The reality is we've built a society that is genuinely excellent at survival and genuinely terrible at aliveness. Comfort? Check. Safety? Check. Convenience? We've optimized it to death. But somewhere in that optimization, we quietly dismantled the structures that made life feel vivid. Real relationships have been replaced by impersonal, uncaring networks. Shared struggle has been replaced by private, lonely optimization. Real challenge, the kind that actually develops people, has been removed in the name of safety and comfort.

The result of this shift isn't societal collapse.
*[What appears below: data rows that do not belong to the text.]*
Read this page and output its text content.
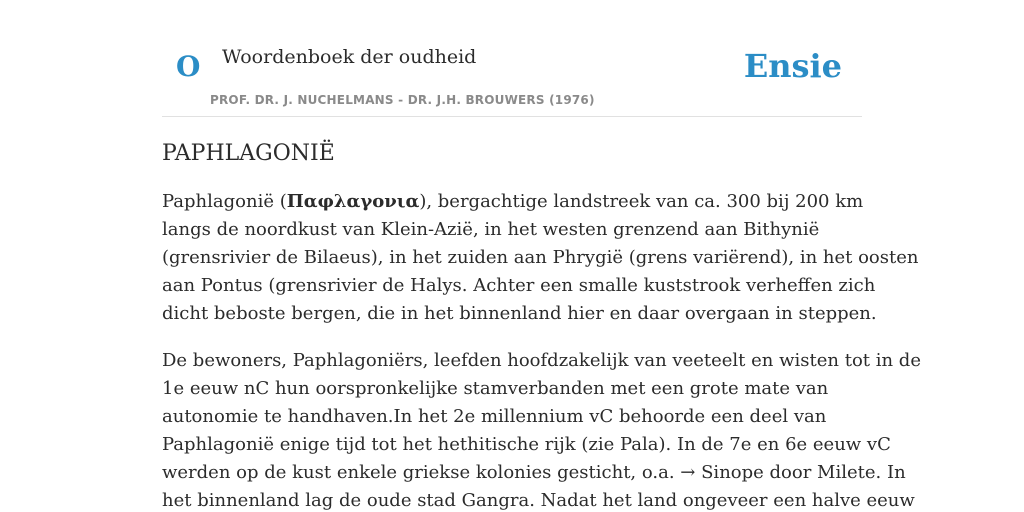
O Woordenboek der oudheid
PROF. DR. J. NUCHELMANS - DR. J.H. BROUWERS (1976)
Ensie
PAPHLAGONIË

Paphlagonië (Παφλαγονια), bergachtige landstreek van ca. 300 bij 200 km
langs de noordkust van Klein-Azië, in het westen grenzend aan Bithynië
(grensrivier de Bilaeus), in het zuiden aan Phrygië (grens variërend), in het oosten
aan Pontus (grensrivier de Halys. Achter een smalle kuststrook verheffen zich
dicht beboste bergen, die in het binnenland hier en daar overgaan in steppen.

De bewoners, Paphlagoniërs, leefden hoofdzakelijk van veeteelt en wisten tot in de
1e eeuw nC hun oorspronkelijke stamverbanden met een grote mate van
autonomie te handhaven.In het 2e millennium vC behoorde een deel van
Paphlagonië enige tijd tot het hethitische rijk (zie Pala). In de 7e en 6e eeuw vC
werden op de kust enkele griekse kolonies gesticht, o.a. → Sinope door Milete. In
het binnenland lag de oude stad Gangra. Nadat het land ongeveer een halve eeuw
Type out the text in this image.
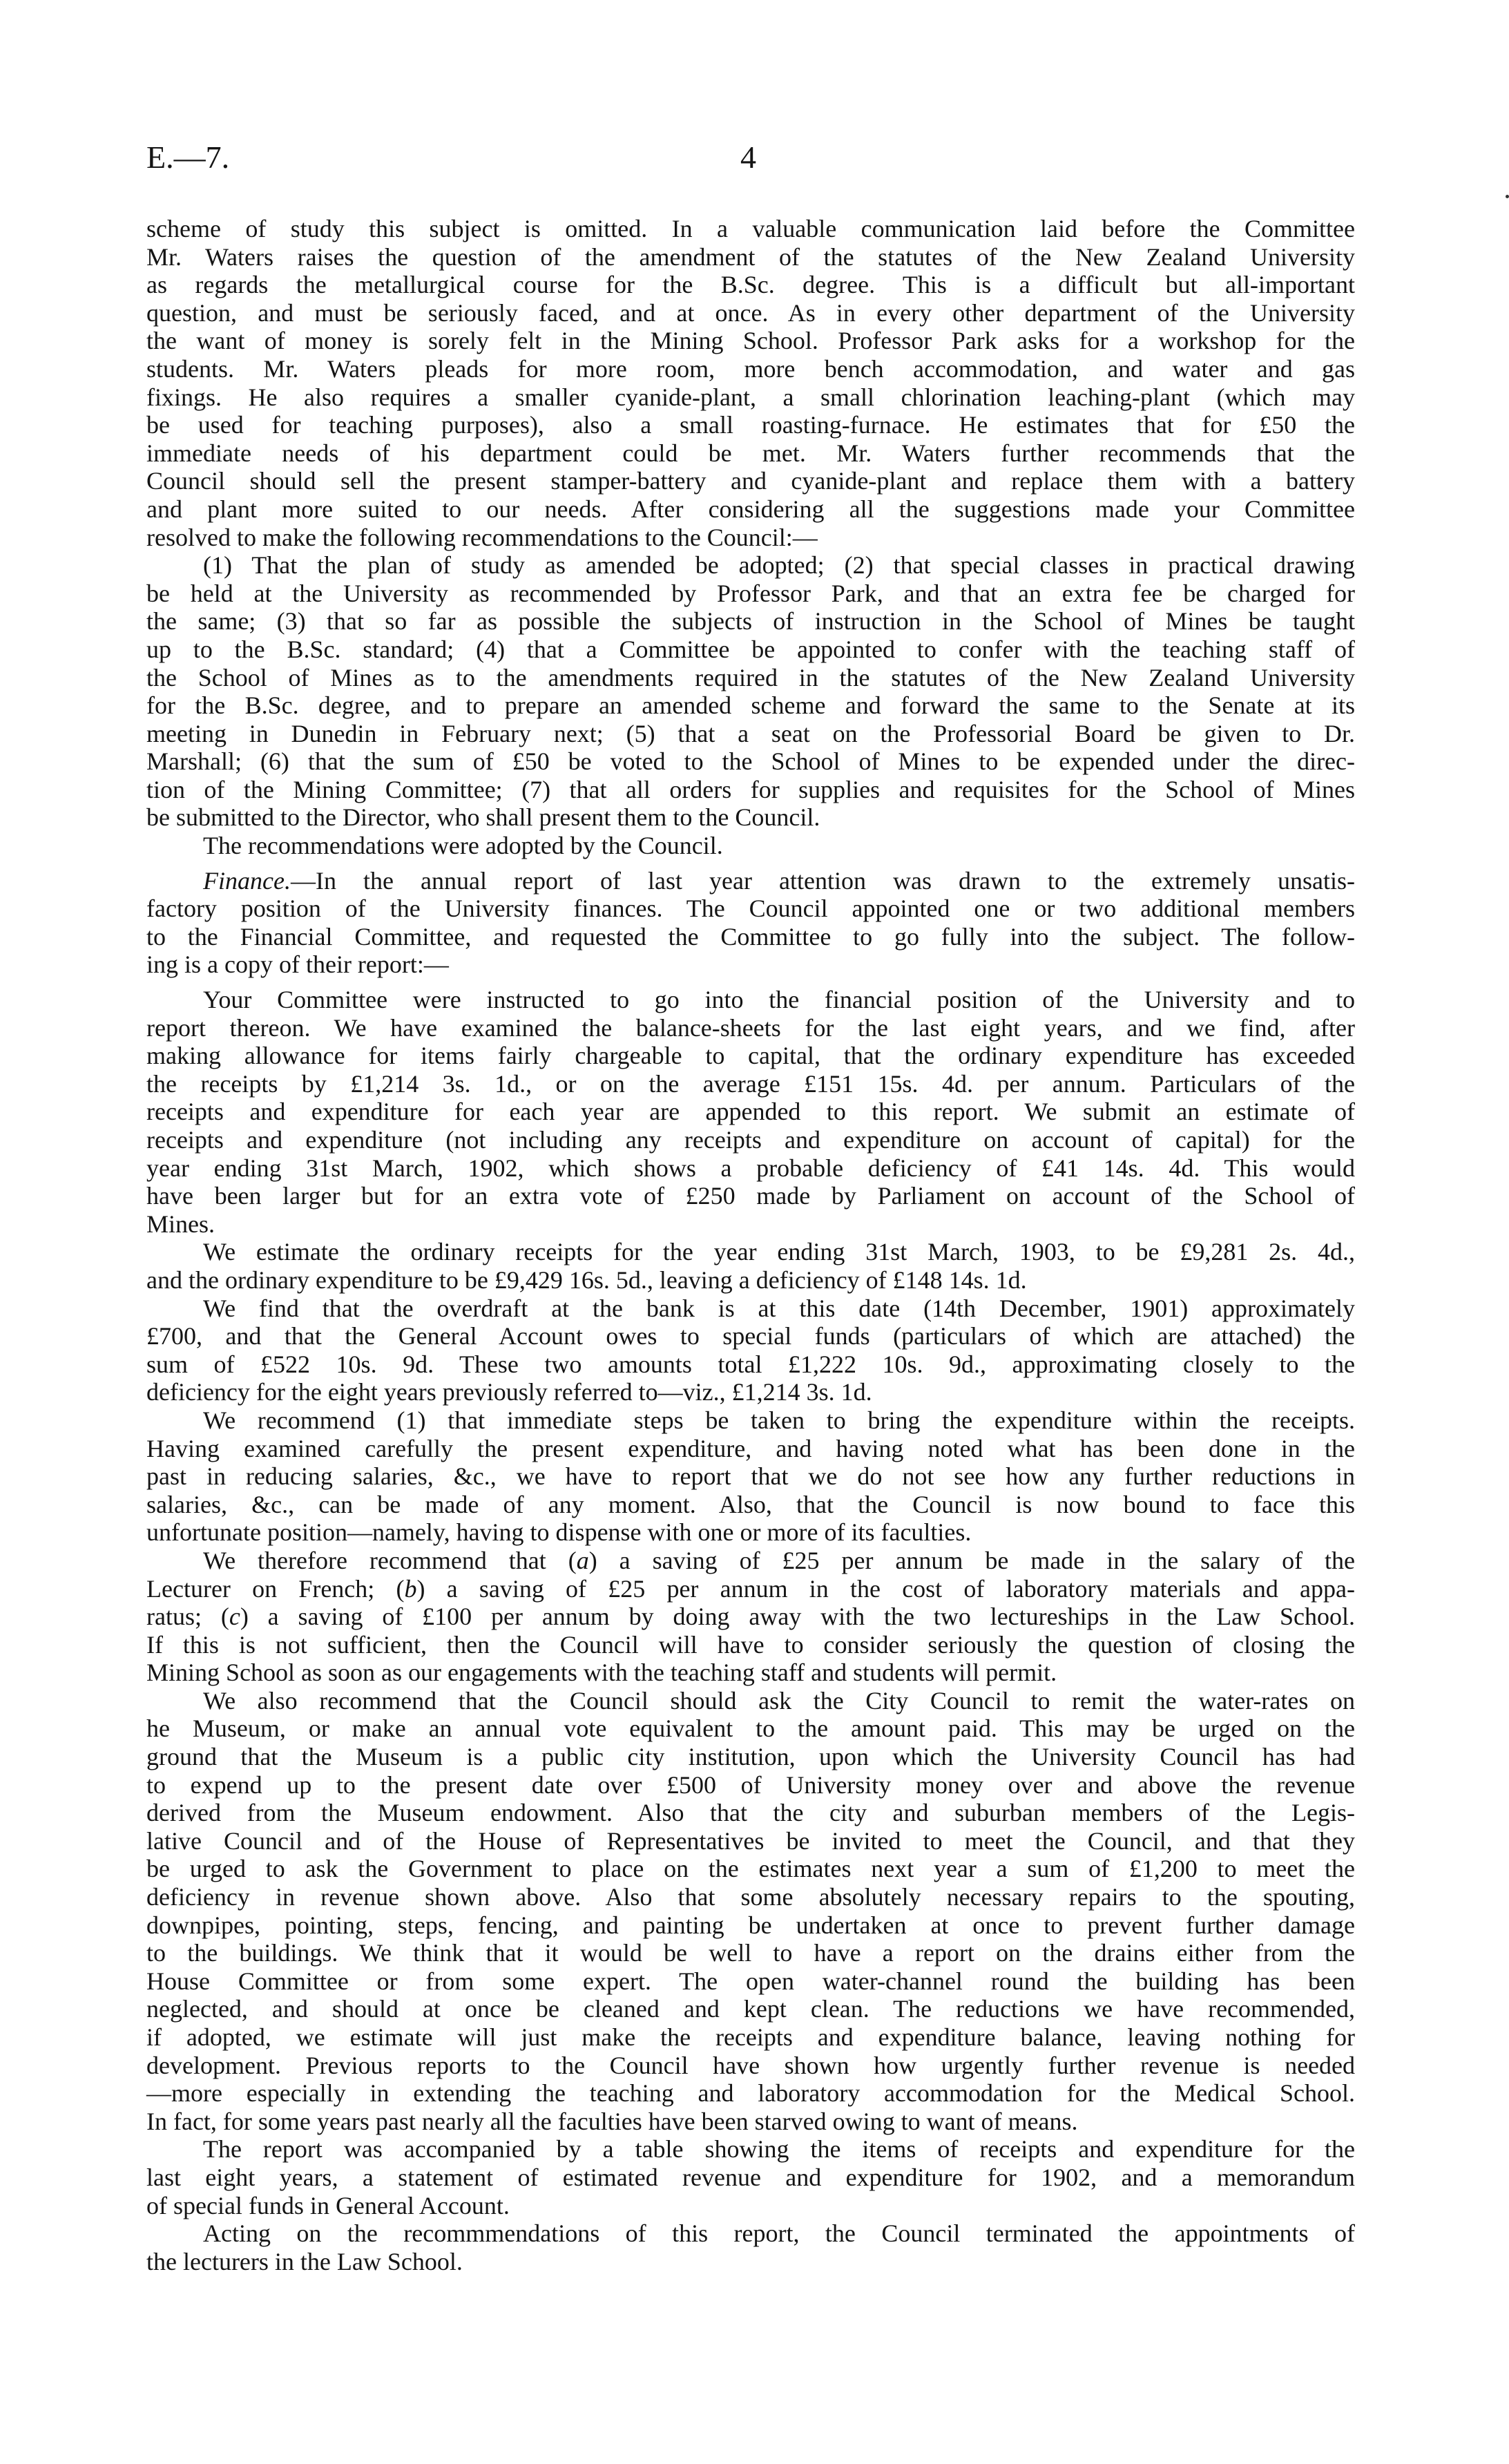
E.—7.	4
scheme of study this subject is omitted. In a valuable communication laid before the Committee
Mr. Waters raises the question of the amendment of the statutes of the New Zealand University
as regards the metallurgical course for the B.Sc. degree. This is a difficult but all-important
question, and must be seriously faced, and at once. As in every other department of the University
the want of money is sorely felt in the Mining School. Professor Park asks for a workshop for the
students. Mr. Waters pleads for more room, more bench accommodation, and water and gas
fixings. He also requires a smaller cyanide-plant, a small chlorination leaching-plant (which may
be used for teaching purposes), also a small roasting-furnace. He estimates that for £50 the
immediate needs of his department could be met. Mr. Waters further recommends that the
Council should sell the present stamper-battery and cyanide-plant and replace them with a battery
and plant more suited to our needs. After considering all the suggestions made your Committee
resolved to make the following recommendations to the Council:—
(1) That the plan of study as amended be adopted; (2) that special classes in practical drawing
be held at the University as recommended by Professor Park, and that an extra fee be charged for
the same; (3) that so far as possible the subjects of instruction in the School of Mines be taught
up to the B.Sc. standard; (4) that a Committee be appointed to confer with the teaching staff of
the School of Mines as to the amendments required in the statutes of the New Zealand University
for the B.Sc. degree, and to prepare an amended scheme and forward the same to the Senate at its
meeting in Dunedin in February next; (5) that a seat on the Professorial Board be given to Dr.
Marshall; (6) that the sum of £50 be voted to the School of Mines to be expended under the direc-
tion of the Mining Committee; (7) that all orders for supplies and requisites for the School of Mines
be submitted to the Director, who shall present them to the Council.
The recommendations were adopted by the Council.
Finance.—In the annual report of last year attention was drawn to the extremely unsatis-
factory position of the University finances. The Council appointed one or two additional members
to the Financial Committee, and requested the Committee to go fully into the subject. The follow-
ing is a copy of their report:—
Your Committee were instructed to go into the financial position of the University and to
report thereon. We have examined the balance-sheets for the last eight years, and we find, after
making allowance for items fairly chargeable to capital, that the ordinary expenditure has exceeded
the receipts by £1,214 3s. 1d., or on the average £151 15s. 4d. per annum. Particulars of the
receipts and expenditure for each year are appended to this report. We submit an estimate of
receipts and expenditure (not including any receipts and expenditure on account of capital) for the
year ending 31st March, 1902, which shows a probable deficiency of £41 14s. 4d. This would
have been larger but for an extra vote of £250 made by Parliament on account of the School of
Mines.
We estimate the ordinary receipts for the year ending 31st March, 1903, to be £9,281 2s. 4d.,
and the ordinary expenditure to be £9,429 16s. 5d., leaving a deficiency of £148 14s. 1d.
We find that the overdraft at the bank is at this date (14th December, 1901) approximately
£700, and that the General Account owes to special funds (particulars of which are attached) the
sum of £522 10s. 9d. These two amounts total £1,222 10s. 9d., approximating closely to the
deficiency for the eight years previously referred to—viz., £1,214 3s. 1d.
We recommend (1) that immediate steps be taken to bring the expenditure within the receipts.
Having examined carefully the present expenditure, and having noted what has been done in the
past in reducing salaries, &c., we have to report that we do not see how any further reductions in
salaries, &c., can be made of any moment. Also, that the Council is now bound to face this
unfortunate position—namely, having to dispense with one or more of its faculties.
We therefore recommend that (a) a saving of £25 per annum be made in the salary of the
Lecturer on French; (b) a saving of £25 per annum in the cost of laboratory materials and appa-
ratus; (c) a saving of £100 per annum by doing away with the two lectureships in the Law School.
If this is not sufficient, then the Council will have to consider seriously the question of closing the
Mining School as soon as our engagements with the teaching staff and students will permit.
We also recommend that the Council should ask the City Council to remit the water-rates on
he Museum, or make an annual vote equivalent to the amount paid. This may be urged on the
ground that the Museum is a public city institution, upon which the University Council has had
to expend up to the present date over £500 of University money over and above the revenue
derived from the Museum endowment. Also that the city and suburban members of the Legis-
lative Council and of the House of Representatives be invited to meet the Council, and that they
be urged to ask the Government to place on the estimates next year a sum of £1,200 to meet the
deficiency in revenue shown above. Also that some absolutely necessary repairs to the spouting,
downpipes, pointing, steps, fencing, and painting be undertaken at once to prevent further damage
to the buildings. We think that it would be well to have a report on the drains either from the
House Committee or from some expert. The open water-channel round the building has been
neglected, and should at once be cleaned and kept clean. The reductions we have recommended,
if adopted, we estimate will just make the receipts and expenditure balance, leaving nothing for
development. Previous reports to the Council have shown how urgently further revenue is needed
—more especially in extending the teaching and laboratory accommodation for the Medical School.
In fact, for some years past nearly all the faculties have been starved owing to want of means.
The report was accompanied by a table showing the items of receipts and expenditure for the
last eight years, a statement of estimated revenue and expenditure for 1902, and a memorandum
of special funds in General Account.
Acting on the recommmendations of this report, the Council terminated the appointments of
the lecturers in the Law School.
Instead, it's something quieter and way harder to identify. It's a low-grade hum, like that ever-present buzz of flourescent lights that you think you adapt to until it's gone. It's a life that works on paper but doesn't quite quench our thirst for really living. You can function. You can succeed by every external metric. But something feels off. Not broken so much as just... muted.

I call this the Ache.

The Ache isn't depression, though it can tip into it. It's not burnout, though it can look like it. It's what happens when a human being lives inside a system that keeps them alive but starves the conditions that make them feel alive. It's the byproduct of a society that has banished real belonging, visible contribution, honest feedback, and meaningful hardships and challenges.

"So what the Hell does this have to do with politics?!?"

That's the question I get a lot, especially when I challenge the actions of our President, Congress, State, or even Local officials. And it cuts to the reason The Ache exists.

The Ache, despite what society, your parents, your spouse, or your political leaders tell you, is not a personal failure. It's a failure in the very architecture of our modern society. Modernity, if you will.

How We're Actually Built

Human beings are not built for isolation. We're not lone wolves. The "rugged individual" is a compelling story, but it's a biological fiction.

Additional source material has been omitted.